Is it a stateless firewall, or does it do "Stateful Packet Inspection"
(SPI)? That is, does it actively keep track of connections and insert
temporary rules that are very specific to the outgoing connection?
Or does it just build a general network address translation?
Firewalls that do not do SPI often have the flaw that when
you open a connection to the outside, that they build an internal
port translation, but allow *anything* outside to use the
reverse translation as long as it is open.

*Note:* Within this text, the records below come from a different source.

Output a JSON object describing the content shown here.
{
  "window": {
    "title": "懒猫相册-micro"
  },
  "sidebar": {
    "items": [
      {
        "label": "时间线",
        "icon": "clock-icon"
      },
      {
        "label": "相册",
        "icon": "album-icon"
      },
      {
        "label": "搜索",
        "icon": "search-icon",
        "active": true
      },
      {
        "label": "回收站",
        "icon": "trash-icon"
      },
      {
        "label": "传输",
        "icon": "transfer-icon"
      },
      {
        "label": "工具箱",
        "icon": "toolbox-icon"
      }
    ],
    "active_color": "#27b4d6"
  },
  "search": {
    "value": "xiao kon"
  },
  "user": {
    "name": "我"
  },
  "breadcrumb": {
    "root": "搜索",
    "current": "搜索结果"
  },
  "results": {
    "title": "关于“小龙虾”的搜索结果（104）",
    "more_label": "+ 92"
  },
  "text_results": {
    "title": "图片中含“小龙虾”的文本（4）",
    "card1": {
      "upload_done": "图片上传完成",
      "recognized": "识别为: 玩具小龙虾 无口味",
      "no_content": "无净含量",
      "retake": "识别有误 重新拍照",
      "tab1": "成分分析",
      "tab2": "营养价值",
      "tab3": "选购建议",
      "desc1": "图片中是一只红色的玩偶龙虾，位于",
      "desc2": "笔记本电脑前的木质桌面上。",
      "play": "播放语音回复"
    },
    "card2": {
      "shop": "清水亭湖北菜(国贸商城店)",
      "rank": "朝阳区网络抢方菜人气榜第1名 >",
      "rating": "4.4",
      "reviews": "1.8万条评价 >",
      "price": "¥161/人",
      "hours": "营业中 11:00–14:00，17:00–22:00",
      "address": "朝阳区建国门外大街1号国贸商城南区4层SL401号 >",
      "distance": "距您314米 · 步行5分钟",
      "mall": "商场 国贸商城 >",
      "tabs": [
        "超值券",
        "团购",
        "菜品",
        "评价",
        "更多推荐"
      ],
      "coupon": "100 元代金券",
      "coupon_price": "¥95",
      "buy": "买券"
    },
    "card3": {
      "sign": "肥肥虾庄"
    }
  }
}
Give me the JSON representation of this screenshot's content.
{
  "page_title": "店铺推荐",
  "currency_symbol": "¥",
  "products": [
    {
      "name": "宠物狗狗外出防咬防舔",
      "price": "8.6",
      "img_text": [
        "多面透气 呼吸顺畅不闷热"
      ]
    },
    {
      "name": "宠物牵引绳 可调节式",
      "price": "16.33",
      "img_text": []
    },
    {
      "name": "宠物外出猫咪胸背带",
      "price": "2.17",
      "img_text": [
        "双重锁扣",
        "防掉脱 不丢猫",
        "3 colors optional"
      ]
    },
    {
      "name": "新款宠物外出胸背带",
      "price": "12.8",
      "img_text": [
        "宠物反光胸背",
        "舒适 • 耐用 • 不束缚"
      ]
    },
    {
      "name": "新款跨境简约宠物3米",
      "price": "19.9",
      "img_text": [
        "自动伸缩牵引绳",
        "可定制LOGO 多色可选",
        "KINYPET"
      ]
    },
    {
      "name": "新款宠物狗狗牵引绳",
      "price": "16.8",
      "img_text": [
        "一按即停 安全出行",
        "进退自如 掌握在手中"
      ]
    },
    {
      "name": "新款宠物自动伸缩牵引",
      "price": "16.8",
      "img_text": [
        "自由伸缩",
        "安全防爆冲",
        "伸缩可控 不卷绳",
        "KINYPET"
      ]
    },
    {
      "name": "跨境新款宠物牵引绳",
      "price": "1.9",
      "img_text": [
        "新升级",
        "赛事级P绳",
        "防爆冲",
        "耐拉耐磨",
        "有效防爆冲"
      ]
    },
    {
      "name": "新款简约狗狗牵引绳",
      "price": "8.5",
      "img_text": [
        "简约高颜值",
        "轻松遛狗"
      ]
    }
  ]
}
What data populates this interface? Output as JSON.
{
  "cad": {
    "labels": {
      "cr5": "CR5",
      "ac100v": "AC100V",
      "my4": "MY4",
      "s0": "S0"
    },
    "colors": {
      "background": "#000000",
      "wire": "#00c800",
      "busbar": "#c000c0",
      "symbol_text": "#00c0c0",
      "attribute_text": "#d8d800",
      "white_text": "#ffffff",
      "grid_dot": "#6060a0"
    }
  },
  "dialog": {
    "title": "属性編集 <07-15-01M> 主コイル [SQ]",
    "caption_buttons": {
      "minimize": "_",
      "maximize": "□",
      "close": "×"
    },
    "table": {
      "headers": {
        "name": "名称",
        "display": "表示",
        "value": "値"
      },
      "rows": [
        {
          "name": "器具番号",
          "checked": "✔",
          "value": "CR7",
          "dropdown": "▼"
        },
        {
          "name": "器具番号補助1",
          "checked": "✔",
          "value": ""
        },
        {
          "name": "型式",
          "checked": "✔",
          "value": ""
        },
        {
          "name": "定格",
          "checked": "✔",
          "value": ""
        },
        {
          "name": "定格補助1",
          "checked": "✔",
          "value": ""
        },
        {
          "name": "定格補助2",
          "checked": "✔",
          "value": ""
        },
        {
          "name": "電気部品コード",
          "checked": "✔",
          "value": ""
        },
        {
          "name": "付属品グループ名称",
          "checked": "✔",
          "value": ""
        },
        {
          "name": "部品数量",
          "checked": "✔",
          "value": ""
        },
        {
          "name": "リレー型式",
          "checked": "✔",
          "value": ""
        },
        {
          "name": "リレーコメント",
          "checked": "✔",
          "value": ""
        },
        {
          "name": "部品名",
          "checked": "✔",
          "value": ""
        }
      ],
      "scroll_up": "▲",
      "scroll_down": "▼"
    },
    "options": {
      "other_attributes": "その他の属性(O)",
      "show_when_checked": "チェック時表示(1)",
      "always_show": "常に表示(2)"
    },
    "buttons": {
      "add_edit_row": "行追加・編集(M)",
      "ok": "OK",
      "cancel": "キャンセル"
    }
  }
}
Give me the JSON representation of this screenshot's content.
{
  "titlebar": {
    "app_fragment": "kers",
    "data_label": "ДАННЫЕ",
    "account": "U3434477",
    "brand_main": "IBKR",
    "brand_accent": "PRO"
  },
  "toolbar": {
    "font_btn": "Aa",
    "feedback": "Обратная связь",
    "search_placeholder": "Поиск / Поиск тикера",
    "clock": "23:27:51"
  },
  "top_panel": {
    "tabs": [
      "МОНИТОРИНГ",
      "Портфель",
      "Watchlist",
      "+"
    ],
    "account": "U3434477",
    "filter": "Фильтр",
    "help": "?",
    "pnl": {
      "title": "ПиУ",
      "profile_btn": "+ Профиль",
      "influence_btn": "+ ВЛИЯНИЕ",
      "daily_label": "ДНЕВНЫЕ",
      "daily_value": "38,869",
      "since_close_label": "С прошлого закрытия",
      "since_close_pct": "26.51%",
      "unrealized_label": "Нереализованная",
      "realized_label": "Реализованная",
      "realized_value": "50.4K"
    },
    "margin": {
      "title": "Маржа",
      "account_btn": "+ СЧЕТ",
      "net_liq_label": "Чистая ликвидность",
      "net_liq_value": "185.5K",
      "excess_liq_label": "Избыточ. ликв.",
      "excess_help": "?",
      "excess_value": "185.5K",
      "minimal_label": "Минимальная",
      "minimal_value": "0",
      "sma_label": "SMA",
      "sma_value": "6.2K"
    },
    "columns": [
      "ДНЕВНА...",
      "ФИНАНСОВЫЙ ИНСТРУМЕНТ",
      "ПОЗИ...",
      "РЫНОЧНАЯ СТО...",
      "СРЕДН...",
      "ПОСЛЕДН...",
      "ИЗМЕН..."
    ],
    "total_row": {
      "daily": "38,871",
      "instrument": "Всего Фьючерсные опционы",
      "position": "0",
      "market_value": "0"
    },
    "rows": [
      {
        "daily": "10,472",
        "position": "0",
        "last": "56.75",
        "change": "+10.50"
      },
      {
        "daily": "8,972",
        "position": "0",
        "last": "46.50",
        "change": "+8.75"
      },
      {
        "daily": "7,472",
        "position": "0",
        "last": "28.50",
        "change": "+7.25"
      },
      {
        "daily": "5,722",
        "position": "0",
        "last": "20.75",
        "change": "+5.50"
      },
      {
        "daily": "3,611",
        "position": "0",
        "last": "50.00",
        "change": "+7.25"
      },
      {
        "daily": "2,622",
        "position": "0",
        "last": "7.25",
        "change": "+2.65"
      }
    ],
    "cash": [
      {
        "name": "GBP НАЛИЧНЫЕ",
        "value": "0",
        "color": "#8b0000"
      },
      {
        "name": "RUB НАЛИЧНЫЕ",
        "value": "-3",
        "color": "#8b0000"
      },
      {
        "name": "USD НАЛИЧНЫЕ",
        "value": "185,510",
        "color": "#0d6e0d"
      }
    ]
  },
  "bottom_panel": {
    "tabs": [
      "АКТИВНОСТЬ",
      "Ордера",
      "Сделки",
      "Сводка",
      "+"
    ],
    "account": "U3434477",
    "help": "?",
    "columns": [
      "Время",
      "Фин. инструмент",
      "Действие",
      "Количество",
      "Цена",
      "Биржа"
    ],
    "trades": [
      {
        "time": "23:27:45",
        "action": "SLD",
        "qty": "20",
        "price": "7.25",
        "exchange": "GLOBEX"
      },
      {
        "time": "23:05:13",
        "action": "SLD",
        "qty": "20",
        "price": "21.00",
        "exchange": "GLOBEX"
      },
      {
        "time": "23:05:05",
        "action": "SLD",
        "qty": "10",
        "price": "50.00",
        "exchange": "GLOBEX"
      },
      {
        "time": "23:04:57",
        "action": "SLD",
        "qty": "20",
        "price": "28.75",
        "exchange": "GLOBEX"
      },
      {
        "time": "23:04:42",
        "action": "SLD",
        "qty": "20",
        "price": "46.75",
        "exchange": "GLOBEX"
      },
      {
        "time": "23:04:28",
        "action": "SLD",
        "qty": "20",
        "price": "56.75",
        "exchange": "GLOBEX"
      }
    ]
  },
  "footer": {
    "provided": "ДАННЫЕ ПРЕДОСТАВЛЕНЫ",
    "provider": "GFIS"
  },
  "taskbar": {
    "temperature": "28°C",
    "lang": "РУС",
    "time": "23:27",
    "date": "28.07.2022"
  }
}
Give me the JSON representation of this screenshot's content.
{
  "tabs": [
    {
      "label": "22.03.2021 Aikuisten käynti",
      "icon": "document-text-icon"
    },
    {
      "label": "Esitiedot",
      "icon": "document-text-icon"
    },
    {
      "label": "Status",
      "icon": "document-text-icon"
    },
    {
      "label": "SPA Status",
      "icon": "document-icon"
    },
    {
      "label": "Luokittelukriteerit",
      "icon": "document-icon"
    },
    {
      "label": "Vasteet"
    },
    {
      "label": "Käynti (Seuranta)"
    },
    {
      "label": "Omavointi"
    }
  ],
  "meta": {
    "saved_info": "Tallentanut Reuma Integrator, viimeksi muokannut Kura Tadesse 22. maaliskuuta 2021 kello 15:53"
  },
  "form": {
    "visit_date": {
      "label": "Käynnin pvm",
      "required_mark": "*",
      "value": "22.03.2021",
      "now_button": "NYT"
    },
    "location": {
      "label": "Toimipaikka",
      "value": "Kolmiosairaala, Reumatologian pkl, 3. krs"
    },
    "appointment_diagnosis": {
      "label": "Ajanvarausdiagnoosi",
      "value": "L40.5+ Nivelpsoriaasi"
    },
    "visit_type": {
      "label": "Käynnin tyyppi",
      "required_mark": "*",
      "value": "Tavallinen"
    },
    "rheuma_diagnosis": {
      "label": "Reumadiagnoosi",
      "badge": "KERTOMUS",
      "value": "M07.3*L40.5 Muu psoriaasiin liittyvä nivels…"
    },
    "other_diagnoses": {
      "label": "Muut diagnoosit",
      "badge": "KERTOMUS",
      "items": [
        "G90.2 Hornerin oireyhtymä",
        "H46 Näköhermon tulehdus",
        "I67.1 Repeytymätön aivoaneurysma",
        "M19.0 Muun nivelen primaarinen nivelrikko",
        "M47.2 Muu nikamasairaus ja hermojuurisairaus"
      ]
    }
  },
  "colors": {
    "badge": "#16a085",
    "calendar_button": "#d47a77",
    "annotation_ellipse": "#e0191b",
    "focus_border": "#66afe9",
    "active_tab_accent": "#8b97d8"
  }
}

For example, if you had a DNS server running on your Debian machine,
acting mostly as a DNS cache, and the DNS server took the common
approach of using UDP port 53 as the source port for the outgoing
queries, then during the time that a DNS query was in progress,
-anyone- outside would be able to send DNS queries and fake responses
to your DNS server, possibly even taking over the DNS process
[historically, some DNS versions have been vulnerable to buffer
overflows.]
A firewall that did SPI would, in the above example, only permit
the DNS packet back from the exact place that the DNS query had been
sent out from.
In the case of TCP, a firewall that did SPI would further keep track
of the state and sequence numbers of the TCP connections, and would
only allow TCP packets through that were in the right state (e.g.,
no SYN flag once the 3-way handshake was sone) and with the expected
range of serial numbers. A stateless firewall would just let all the
packets through and let the host computer take care of detecting
incorrect packets.
Some old stateless firewalls are even worse: they only expect there
to be one inside host, and when the inside host requests to connect
to the outside, the firewall just builds an address translation
without any port translation at all, and then allows -anyone- to
use the address translation. With that generation of "firewall",
your system would be -completely- open to new connections from
anywhere, on any of your ports that happen to be in listening state,
for as long as you had an outgoing connection open.
-- Inevitably, someone will flame me about this .signature.